Sorry this post is a little late folks, but, as much as the word makes me shiver, last week was pretty normal until Saturday. As much as I love buying 48 packs of Ramen at Costco or sitting for hours at the social security office to (finally) change my name, its really nothing to write home about. Also, I’ve been trying to train myself into actually photographing the things I write about which is more difficult than it sounds. Although I have up to three things that take pictures on me at any one time (phone, iPad and regular clicky camera), I seem to forget all of them whenever there is something interesting happening. I think this is proof that modern technology doesn’t magically turn a regular Jill into an instant blogger. I suppose I’ll get the hang of this someday. But for now, onto the good stuff, even if it is a bit late:
Event: Professional Wrestling Guerrilla (PWG)
Where did I find it? Recommended to me and Michael by our friends Candace and Cameron– how else would we learn about an ‘underground’ professional wrestling tournament held every month or so at a tiny American Legion Bingo Hall in Reseda? The PWG website is here. Please do not confuse it with PGW, which is something else entirely.
Awards: Do they even have national or international rankings for this sort of event? Like a Pro-Wresting Academy Awards?– everyone wears their favorite spandex bike shorts and jumps the announcers with trash cans.
Cost: $25 General admission, $30 ringside (but with only three rows of seats, who cares?)
You’ll probably like this if you geek out about: Pro-wrestling (duh), but I’ve never actually been a pro-wrestling fan. I geek out about PWG because of the theatrics, the sense of fun, crazy stage combat, and the sportsmanship.
Why its awesome: I’ll admit right now that I’ve never been interested in professional wrestling although, in retrospect, I’m not sure why. A bunch of sweaty, shirtless guys doing wacky staged wrestling moves and flips seems like something that I could have really sunk my teeth into in high school.
In any case, I’ve heard from those in the know that PWG is very different from WWE. For one thing, the hall can fit only three rows of seats around the ring. All the pictures in this post were taken from me standing on my seat with no zoom. The wrestlers occasionally fly out into the audience–in which case all audience members quickly hold their drinks high and do their best to scramble out of the way.
Also, unlike WWE, there is far less menacing glares and a lot more action.
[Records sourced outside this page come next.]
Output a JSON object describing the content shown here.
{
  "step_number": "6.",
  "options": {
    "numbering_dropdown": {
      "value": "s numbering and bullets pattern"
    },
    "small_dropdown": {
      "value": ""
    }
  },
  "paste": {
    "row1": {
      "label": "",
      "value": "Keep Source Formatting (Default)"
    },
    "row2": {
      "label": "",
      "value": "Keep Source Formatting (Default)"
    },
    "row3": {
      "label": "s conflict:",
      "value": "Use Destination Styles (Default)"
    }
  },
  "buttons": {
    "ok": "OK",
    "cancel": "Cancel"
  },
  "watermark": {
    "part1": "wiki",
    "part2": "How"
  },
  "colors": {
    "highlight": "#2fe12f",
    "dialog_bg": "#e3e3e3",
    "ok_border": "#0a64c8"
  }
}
Each wrestler has a few signature moves, but mainly each bout is characterized by a lot of rope bouncing and flipping with oversized chops and masked punches. The refs get into the action as well–occasionally getting hit by a wild blow or over-dramatizing counts.
Each match lasts between 10 and 15 minutes and there are up to 10 matches per night capped by a final ‘title belt match’. Tag teams are common and the teams, as well as the wrestlers, have goofy names such as The Super Smash Brothers, the Rockness Monsters, and Team Sleaze.
Furthermore, unlike WWE, not all the wrestlers are Mr. Universe candidates. Some of the wrestlers are on the pudgy side, some look like they belong in boy bands, and the current champion and one of the house favorites, Kevin Steen had a belly so big I’d be afraid to see him in spandex (luckily he always wears a T-shirt). There currently only one female wrestler, Candice, but she knows how to throw her weight around and has several running jokes with some of the other wrestlers. The other house favorite, El Generico, dresses in the typical Mexican wrestling outfit with his bright red Canadian beard proudly poking out at the bottom.
There are chants that wash through the audience and no one care who you root for– in fact, most audience members root for both sides alternately cat calling and cheering on each wrestler in turn. Because it is such a small space, the wrestlers, the announcers, and even the crew are all very receptive to the audience and know how to spice things up if the crowd ever dies down. There is an ongoing bit between the head announcer, Excalibur, and the sound crew. After each fight is over the crowd cheers the winner and thanks the loser, often chanting ‘Please come back. Please come back.’ as a way of thanking them for giving up the win. Its clear to see that all the wrestlers are there because they love doing it and this enjoyment sets a great tone with the crowd. When I went to the match I wasn’t sure who the audience would be, but it seems that the love of PWG transcends more ethnic, social, age and cultural boundaries than I’ve seen in a while and, although there are far more many guys than girls, there is still a line for the girls bathroom.
I’ve always been a theater geek and nothing gets me more excited that audience participation. I’d have to say that this is the most fun audience participation event I’ve been to and that includes Medieval Times and The Rocky Horror Picture Show. You will definitely see me at the May PWG tournament standing in my favorite back row spot cheering on my personal favorites: Willie Mack and Joey Ryan (who has an uncanny resemblance to Michael)
On to the pictures!
Player Dos of the SSB about to jump onto the pinned Matt Jackson from the Young Bucks in my favorite three way tag team match.
Alex Koslov dragging Kyle O’Reilly into the audience in a Saint Patrick’s Day Salute match– complete with the ordering of beer at the bar later in the bout.
Another shot of my favorite tag team match– in the center is SSB player Uno going against The Young Bucks.